The landfill, located between I-94 and Willow Run Airport, can currently dispose of material with up to 50 picocuries of radioactivity per gram. An affiliated facility also at the Van Buren Township site, Michigan Disposal Inc., mixes radioactive materials with inert substances to reduce radioactivity to an acceptably low level for the landfill. Wayne Disposal officials last October sought approval from the Michigan Department of Environmental Quality to increase the allowed radioactivity limit for the landfill to 500 picocuries per gram.
DEQ officials were in the process of conducting their own testing to determine whether the radiation increase was appropriate, Ken Yale, DEQ’s radiological protection section chief, earlier told the Free Press.
USEcology announced in late August it would suspend accepting oil and gas drilling-related waste while Snyder’s TENORM policy group meets. The Wayne Disposal site was set to receive up to 36 tons of radioactive fracking sludge from a Pennsylvania oil and gas developer. The sludge had previously been rejected by landfills in both Pennsylvania and West Virginia.

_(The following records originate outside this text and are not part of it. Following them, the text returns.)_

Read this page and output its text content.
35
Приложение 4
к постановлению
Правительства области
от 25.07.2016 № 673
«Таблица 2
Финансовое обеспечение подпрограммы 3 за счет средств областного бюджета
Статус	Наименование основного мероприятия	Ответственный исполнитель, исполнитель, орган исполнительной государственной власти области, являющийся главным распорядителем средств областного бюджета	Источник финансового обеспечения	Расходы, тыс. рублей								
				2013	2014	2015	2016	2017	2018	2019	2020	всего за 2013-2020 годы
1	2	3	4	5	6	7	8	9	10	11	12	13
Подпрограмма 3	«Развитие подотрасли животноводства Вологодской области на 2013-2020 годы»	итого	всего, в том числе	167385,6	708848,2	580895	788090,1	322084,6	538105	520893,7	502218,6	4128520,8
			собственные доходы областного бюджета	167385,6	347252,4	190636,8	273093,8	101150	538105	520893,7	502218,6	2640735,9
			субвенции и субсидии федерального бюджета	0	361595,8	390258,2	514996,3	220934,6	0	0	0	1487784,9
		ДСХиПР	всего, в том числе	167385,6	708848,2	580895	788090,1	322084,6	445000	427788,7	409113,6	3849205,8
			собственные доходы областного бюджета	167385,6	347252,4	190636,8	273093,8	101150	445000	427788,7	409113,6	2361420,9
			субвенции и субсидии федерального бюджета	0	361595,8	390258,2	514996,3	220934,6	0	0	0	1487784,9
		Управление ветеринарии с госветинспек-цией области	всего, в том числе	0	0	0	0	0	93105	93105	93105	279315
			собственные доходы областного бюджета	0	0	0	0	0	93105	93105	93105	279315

DEQ spokesman Brad Wurfel said Snyder’s TENORM work group has met twice, with at least three more meetings planned before the end of the year. The meetings, which include representatives from Wayne Disposal, academia, the oil and gas industry and other constituencies, have not been open for public attendance or comment.
“The group is working through a science-driven conversation to develop thoughtful recommendations,” Wurfel said. “This is more effectively done in this forum. Most of the experts assembled for this conversation are members of the public. And the recommendations from the group will absolutely be made available to the public.”
LuAnne Kozma, head of the grassroots group Ban Michigan Fracking, disagrees with the approach.
“I think they already know what they plan to do,” she said. “I don’t see how it’s a review without the public being able to question the process.”
Very little public interest has been expressed to the DEQ about the TENORM work group, Wurfel said.
“Whether that is because Michigan’s standard was roundly reaffirmed by authorities like the U.S. Department of Energy, or because we’re talking about natural radioactive material at levels far lower than a chemotherapy diaper, I can’t say,” he said.
Van Buren Township resident Justin Juriga, who lives less than a mile from the Wayne Disposal landfill, questioned that “dimissive” response, and noted the issue is the ongoing accumulation of the low-level radioactive material.
“This dump is literally 800 feet away from Belleville Lake, in the Huron River watershed, which leads into the Great Lakes,” he said.
While the landfill has liners that may last even up to a century, radium-226, the radioactive material in the fracking TENORM, has a half-life of 1,600 years, Juriga noted.
“When you bring this into an area so close to a watershed, so close to a highly populated area, that draws concern,” he said.
“It might be safe. It might be safe for the next couple of hundred years. But what happens after that?”